Einfluss - wie bekommt man den? Indem man zum Beispiel Strukturen infiltriert, Menschen kauft, Leute umdreht. Genau das soll auch passiert sein. Eine Mitarbeiterin der Antwerpener Stadtverwaltung wurde bereits wegen Korruptionsvorwürfen vom Dienst suspendiert. Noch spektakulärer: Am vergangenen Donnerstag wurde auch ein Beamter der lokalen Polizei festgenommen. Ihm wird vorgeworfen, Handlangerdienste für den Clan durchgeführt zu haben. Der Mann musste allerdings schon nach drei Tagen wegen eines Prozedurfehlers wieder aus der U-Haft entlassen werden. Gegen ihn wird aber weiter ermittelt, unter anderem wegen des Verdachts auf Mitgliedschaft in einer kriminellen Vereinigung, Bestechlichkeit und Verletzung des Berufsgeheimnisses.
Verbindung mit dem Fall Kucam?
Fast schon politische Brisanz bekam der Fall dann aber noch, als sich herausstellte, dass es auch eine Verbindung mit dem Fall Kucam gibt. Melikan Kucam, ein N-VA-Politiker aus Mechelen, soll ja eine Schlüsselfigur gewesen sein bei einem illegalen Handel mit humanitären Visa. Kucam gehört, wie der Clan, dem östlichen Christentum an und kennt auch einige Mitglieder.
Hier handele es sich aber nur um ein Nebendossier, sagt Sprecherin Christel Minne. Was beide Akten verbinde, das sei die Tatsache, dass die Verdächtigen allesamt türkisch-assyrischer Herkunft seien.
Da scheint den Antwerpener Polizei- und Justizbehörden jedenfalls ein ganz dicker Fisch ins Netz gegangen zu sein.

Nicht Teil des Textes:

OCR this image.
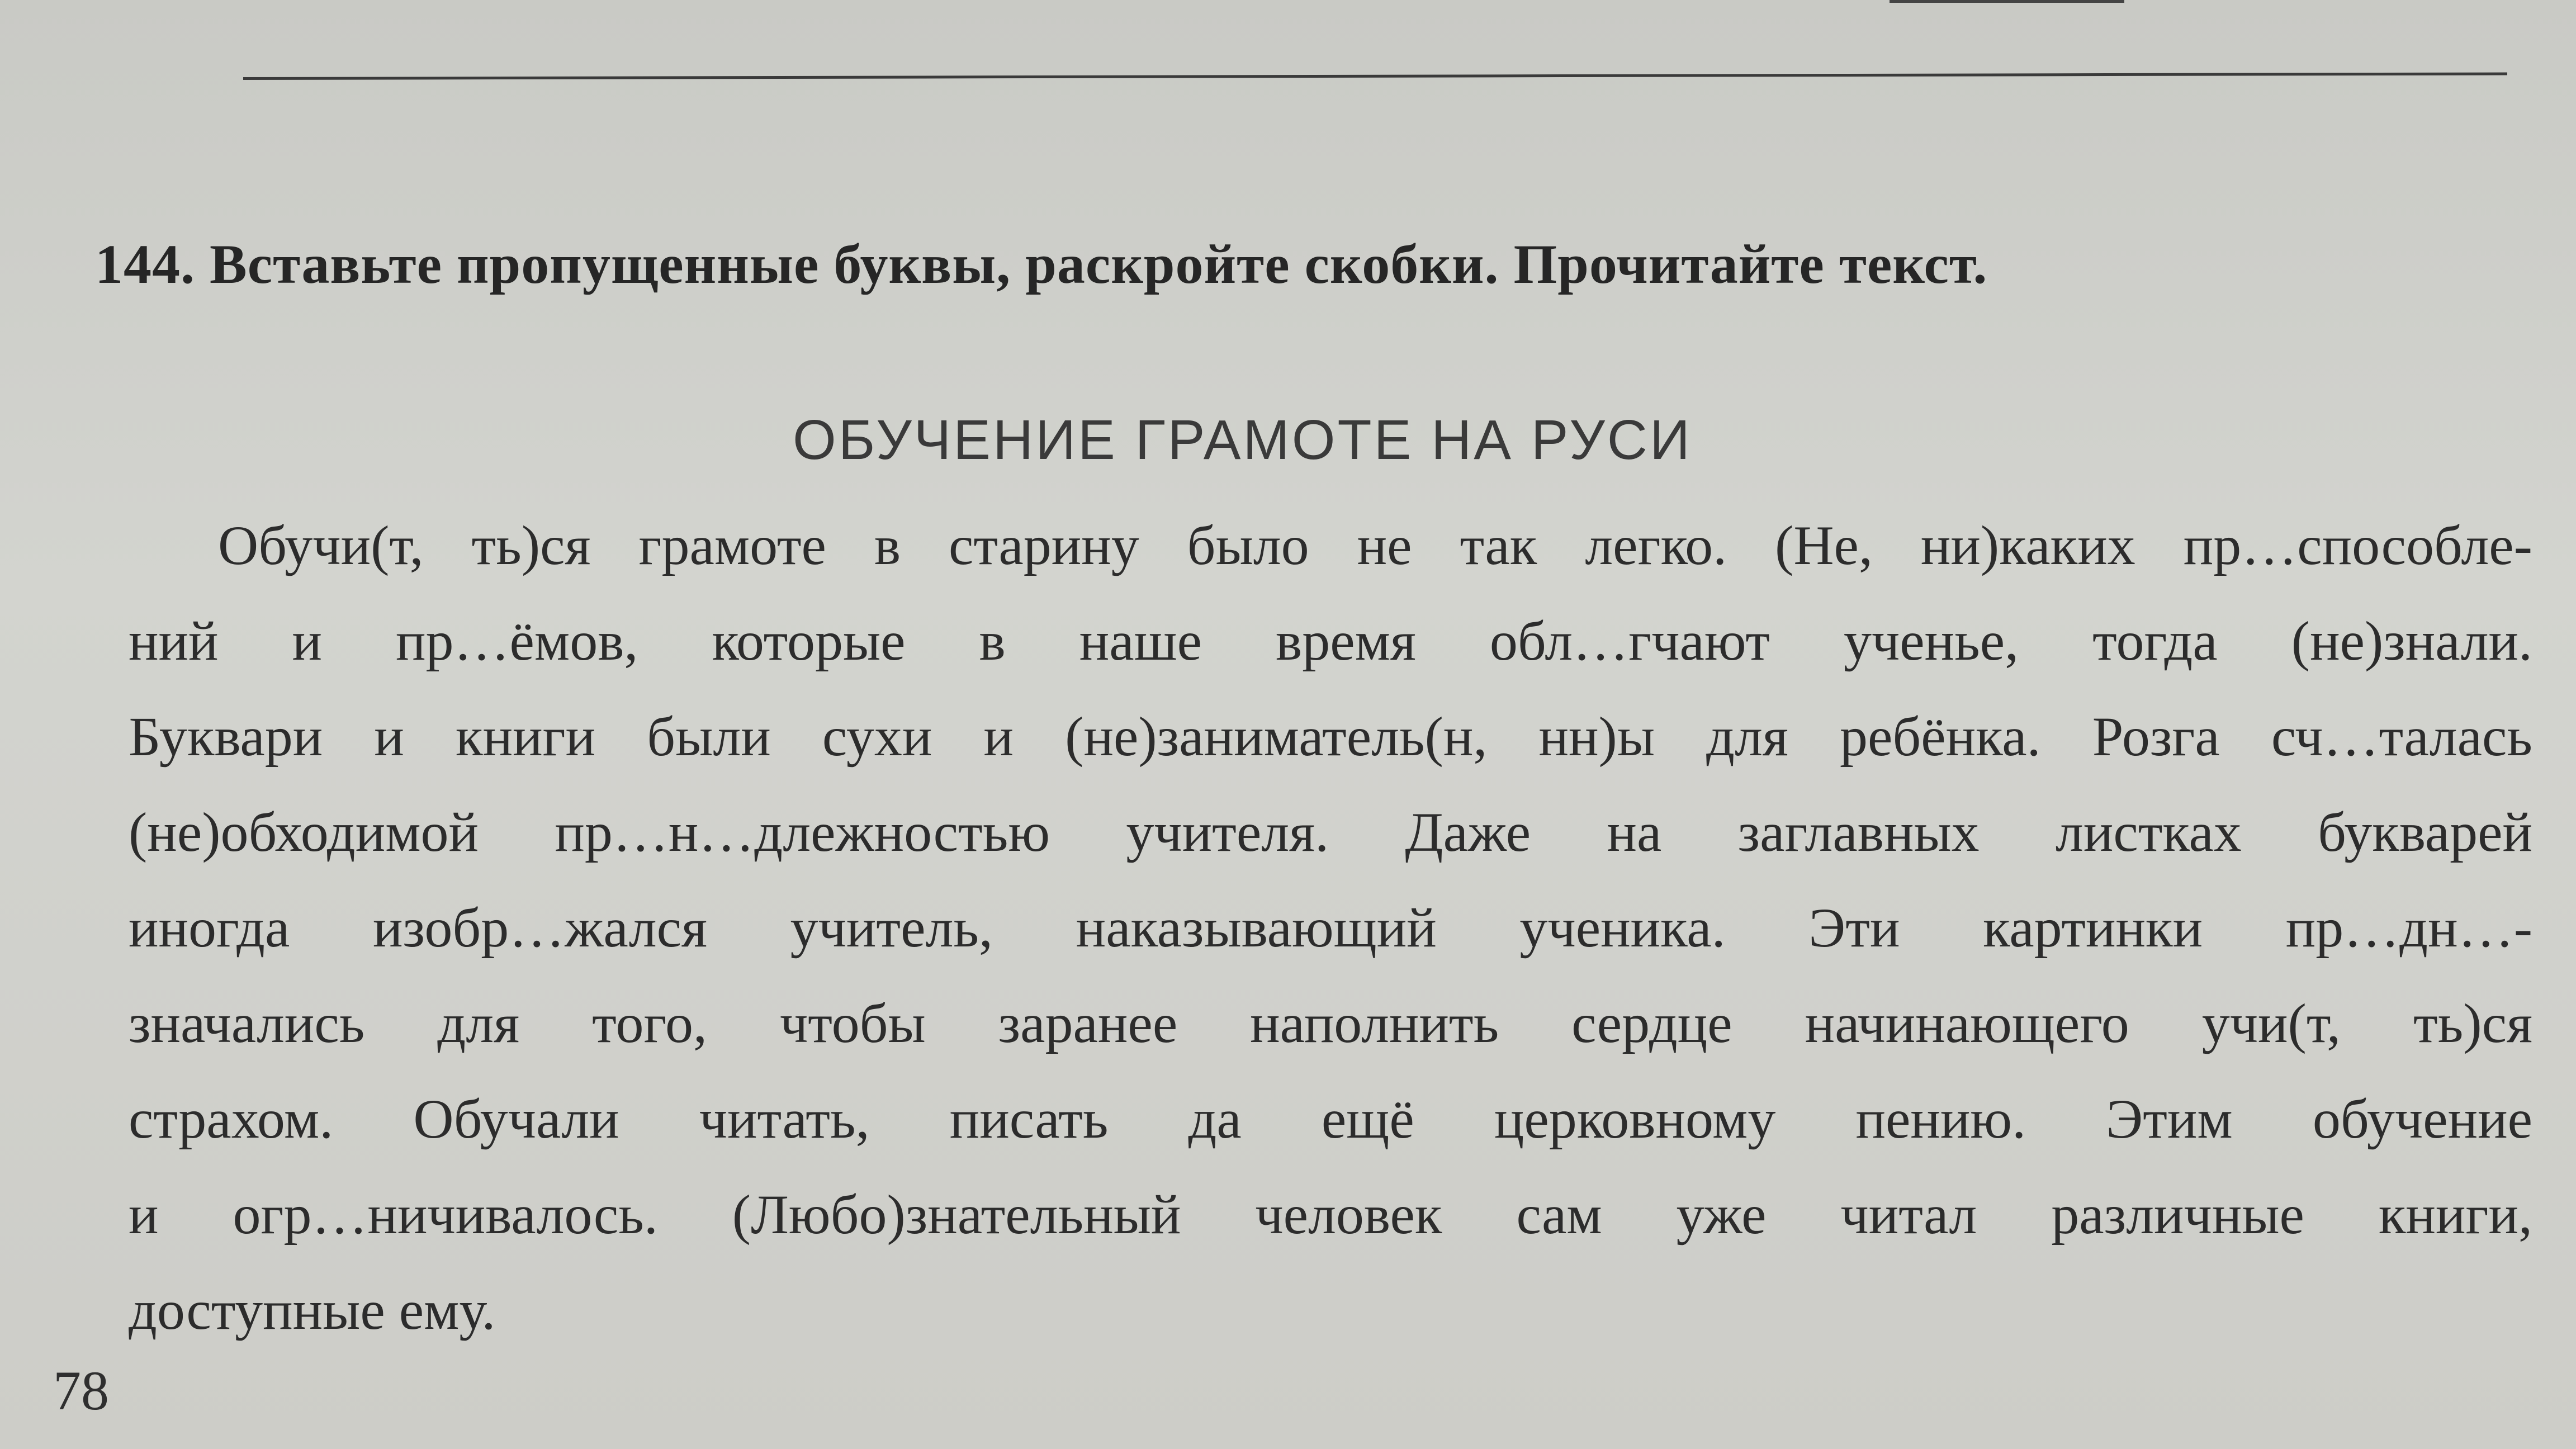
144. Вставьте пропущенные буквы, раскройте скобки. Прочитайте текст.
ОБУЧЕНИЕ ГРАМОТЕ НА РУСИ
Обучи(т, ть)ся грамоте в старину было не так легко. (Не, ни)каких пр…способле-
ний и пр…ёмов, которые в наше время обл…гчают ученье, тогда (не)знали.
Буквари и книги были сухи и (не)заниматель(н, нн)ы для ребёнка. Розга сч…талась
(не)обходимой пр…н…длежностью учителя. Даже на заглавных листках букварей
иногда изобр…жался учитель, наказывающий ученика. Эти картинки пр…дн…-
значались для того, чтобы заранее наполнить сердце начинающего учи(т, ть)ся
страхом. Обучали читать, писать да ещё церковному пению. Этим обучение
и огр…ничивалось. (Любо)знательный человек сам уже читал различные книги,
доступные ему.
78
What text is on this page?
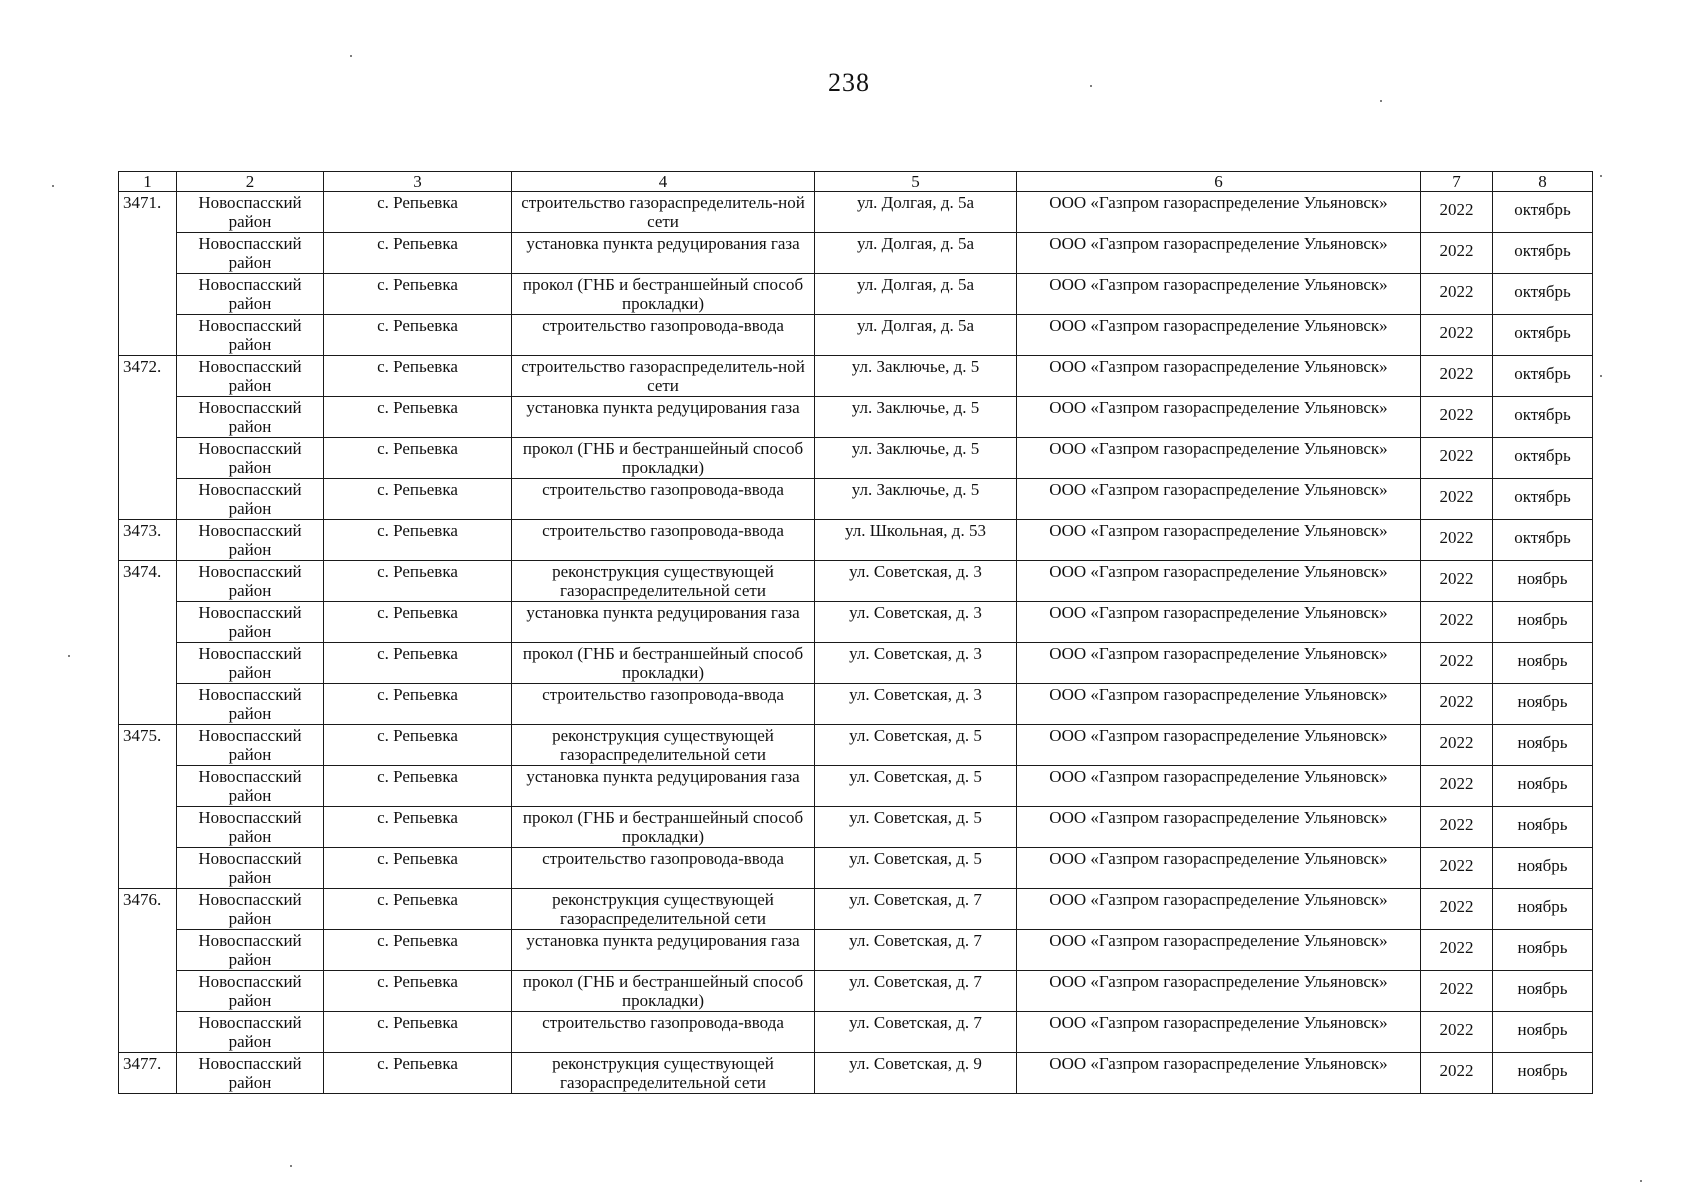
238
1	2	3	4	5	6	7	8
3471.	Новоспасский район	с. Репьевка	строительство газораспределитель-ной сети	ул. Долгая, д. 5а	ООО «Газпром газораспределение Ульяновск»	2022	октябрь
	Новоспасский район	с. Репьевка	установка пункта редуцирования газа	ул. Долгая, д. 5а	ООО «Газпром газораспределение Ульяновск»	2022	октябрь
	Новоспасский район	с. Репьевка	прокол (ГНБ и бестраншейный способ прокладки)	ул. Долгая, д. 5а	ООО «Газпром газораспределение Ульяновск»	2022	октябрь
	Новоспасский район	с. Репьевка	строительство газопровода-ввода	ул. Долгая, д. 5а	ООО «Газпром газораспределение Ульяновск»	2022	октябрь
3472.	Новоспасский район	с. Репьевка	строительство газораспределитель-ной сети	ул. Заключье, д. 5	ООО «Газпром газораспределение Ульяновск»	2022	октябрь
	Новоспасский район	с. Репьевка	установка пункта редуцирования газа	ул. Заключье, д. 5	ООО «Газпром газораспределение Ульяновск»	2022	октябрь
	Новоспасский район	с. Репьевка	прокол (ГНБ и бестраншейный способ прокладки)	ул. Заключье, д. 5	ООО «Газпром газораспределение Ульяновск»	2022	октябрь
	Новоспасский район	с. Репьевка	строительство газопровода-ввода	ул. Заключье, д. 5	ООО «Газпром газораспределение Ульяновск»	2022	октябрь
3473.	Новоспасский район	с. Репьевка	строительство газопровода-ввода	ул. Школьная, д. 53	ООО «Газпром газораспределение Ульяновск»	2022	октябрь
3474.	Новоспасский район	с. Репьевка	реконструкция существующей газораспределительной сети	ул. Советская, д. 3	ООО «Газпром газораспределение Ульяновск»	2022	ноябрь
	Новоспасский район	с. Репьевка	установка пункта редуцирования газа	ул. Советская, д. 3	ООО «Газпром газораспределение Ульяновск»	2022	ноябрь
	Новоспасский район	с. Репьевка	прокол (ГНБ и бестраншейный способ прокладки)	ул. Советская, д. 3	ООО «Газпром газораспределение Ульяновск»	2022	ноябрь
	Новоспасский район	с. Репьевка	строительство газопровода-ввода	ул. Советская, д. 3	ООО «Газпром газораспределение Ульяновск»	2022	ноябрь
3475.	Новоспасский район	с. Репьевка	реконструкция существующей газораспределительной сети	ул. Советская, д. 5	ООО «Газпром газораспределение Ульяновск»	2022	ноябрь
	Новоспасский район	с. Репьевка	установка пункта редуцирования газа	ул. Советская, д. 5	ООО «Газпром газораспределение Ульяновск»	2022	ноябрь
	Новоспасский район	с. Репьевка	прокол (ГНБ и бестраншейный способ прокладки)	ул. Советская, д. 5	ООО «Газпром газораспределение Ульяновск»	2022	ноябрь
	Новоспасский район	с. Репьевка	строительство газопровода-ввода	ул. Советская, д. 5	ООО «Газпром газораспределение Ульяновск»	2022	ноябрь
3476.	Новоспасский район	с. Репьевка	реконструкция существующей газораспределительной сети	ул. Советская, д. 7	ООО «Газпром газораспределение Ульяновск»	2022	ноябрь
	Новоспасский район	с. Репьевка	установка пункта редуцирования газа	ул. Советская, д. 7	ООО «Газпром газораспределение Ульяновск»	2022	ноябрь
	Новоспасский район	с. Репьевка	прокол (ГНБ и бестраншейный способ прокладки)	ул. Советская, д. 7	ООО «Газпром газораспределение Ульяновск»	2022	ноябрь
	Новоспасский район	с. Репьевка	строительство газопровода-ввода	ул. Советская, д. 7	ООО «Газпром газораспределение Ульяновск»	2022	ноябрь
3477.	Новоспасский район	с. Репьевка	реконструкция существующей газораспределительной сети	ул. Советская, д. 9	ООО «Газпром газораспределение Ульяновск»	2022	ноябрь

In gewisser Weise wurde hier auch die Bestätigung geliefert für eine Mutmaßung, mit der Bart De Wever vor einigen Monaten noch viel Staub aufgewirbelt hatte. Der Antwerpener Bürgermeister hatte davor gewarnt, dass die Drogenschmuggler inzwischen so mächtig seien, dass sie sogar politische Parteien infiltrieren könnten. De Wever hatte dabei wohl nicht gedacht, dass das ausgerechnet seiner eigenen Partei passieren würde.